Photo by CTD 2005
Today is the busiest shopping day of the year in America, where the hordes spread out through the store to get the latest and greatest as holiday gifts.
I will not be venturing anywhere near a store today.
My main reason for not shopping is a few years ago I stopped to examine all the stuff we were bringing into our lives. It turns out that all the stuff we were buying were forcing us to work harder at jobs we didn’t like to pay for them. Our desires for stuff were fueled by wanting to keep up with others, and to make us happy. And it was fed into by the ads that bombarded us everywhere we turned.
The greatest example of this was one Saturday morning. I was busy upstairs, and my daughter wanted to watch television. We normally restrict her to public television, but this particular morning my partner decided to allow her to watch commercial television. After one half-hour of watching, she turned to us and said, “I want ” and proceeded to list all the toys she had just seen commercials for. We were amazed…and horrified.
So how did we get off the bandwagon? We haven’t fully. My daughter still wants toys, and grandma will overindulge her.
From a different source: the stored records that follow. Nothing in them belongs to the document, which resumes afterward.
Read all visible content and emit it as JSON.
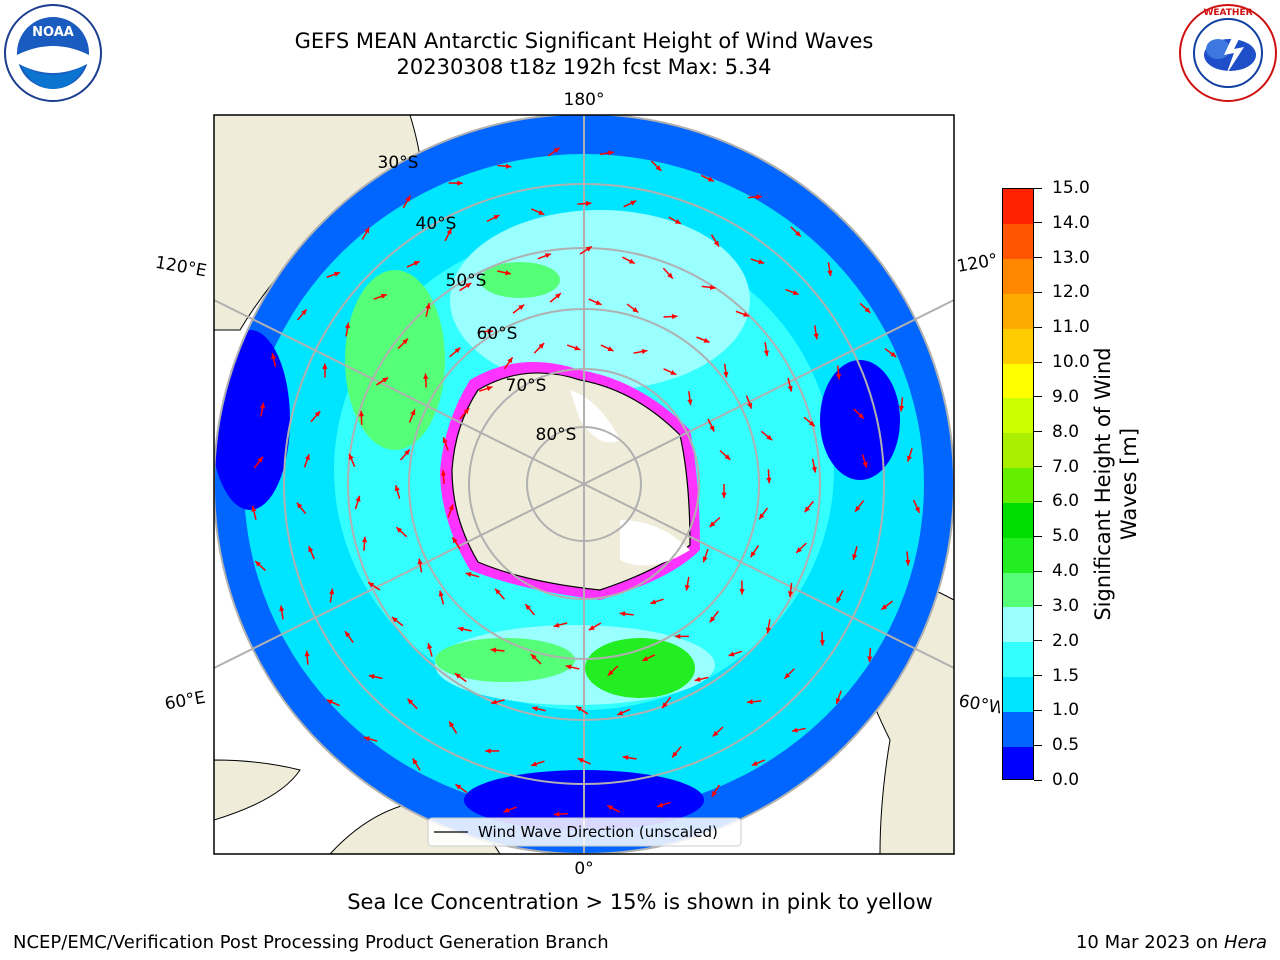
{
  "title": {
    "line1": "GEFS MEAN Antarctic Significant Height of Wind Waves",
    "line2": "20230308 t18z 192h fcst   Max: 5.34"
  },
  "logos": {
    "left": "NOAA",
    "right": "NATIONAL WEATHER SERVICE"
  },
  "map": {
    "projection": "south-polar-stereographic",
    "longitude_labels": {
      "top": "180°",
      "bottom": "0°",
      "left_upper": "120°E",
      "left_lower": "60°E",
      "right_upper": "120°",
      "right_lower": "60°W"
    },
    "latitude_labels": [
      "30°S",
      "40°S",
      "50°S",
      "60°S",
      "70°S",
      "80°S"
    ],
    "legend": "Wind Wave Direction (unscaled)",
    "colors": {
      "land": "#efedda",
      "coastline": "#000000",
      "grid": "#b0b0b0",
      "arrow": "#ff0000",
      "ice": "#ff33ff"
    }
  },
  "colorbar": {
    "title": "Significant Height of Wind Waves [m]",
    "ticks": [
      "0.0",
      "0.5",
      "1.0",
      "1.5",
      "2.0",
      "3.0",
      "4.0",
      "5.0",
      "6.0",
      "7.0",
      "8.0",
      "9.0",
      "10.0",
      "11.0",
      "12.0",
      "13.0",
      "14.0",
      "15.0"
    ],
    "colors": [
      "#0000ff",
      "#0066ff",
      "#00e5ff",
      "#33ffff",
      "#99ffff",
      "#55ff77",
      "#22ee22",
      "#00dd00",
      "#66ee00",
      "#aaee00",
      "#ccff00",
      "#ffff00",
      "#ffcc00",
      "#ffaa00",
      "#ff8800",
      "#ff5500",
      "#ff2200"
    ]
  },
  "footnote": "Sea Ice Concentration > 15% is shown in pink to yellow",
  "credit": {
    "left": "NCEP/EMC/Verification Post Processing Product Generation Branch",
    "date": "10 Mar 2023 on ",
    "host": "Hera"
  }
}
But for the most part we buy ourselves things we need, or experiences. This year my husband and I are presenting each other with new coats. And our holiday money is going toward a ski trip in January. My daughter is OK with this. She doesn’t even bombard Santa with outrageous requests.
After a few years of not buying things, we have come to the realization that the latest toys are not the key to happiness. When it comes to my time, too, I am very careful to put new indulgences in terms of my hourly salary. Somehow, when I look at the trade-off of my free time against an iPod, I always seem to choose the time.
It is something worth thinking about if you are caught up in the holiday rush to buy the latest and greatest.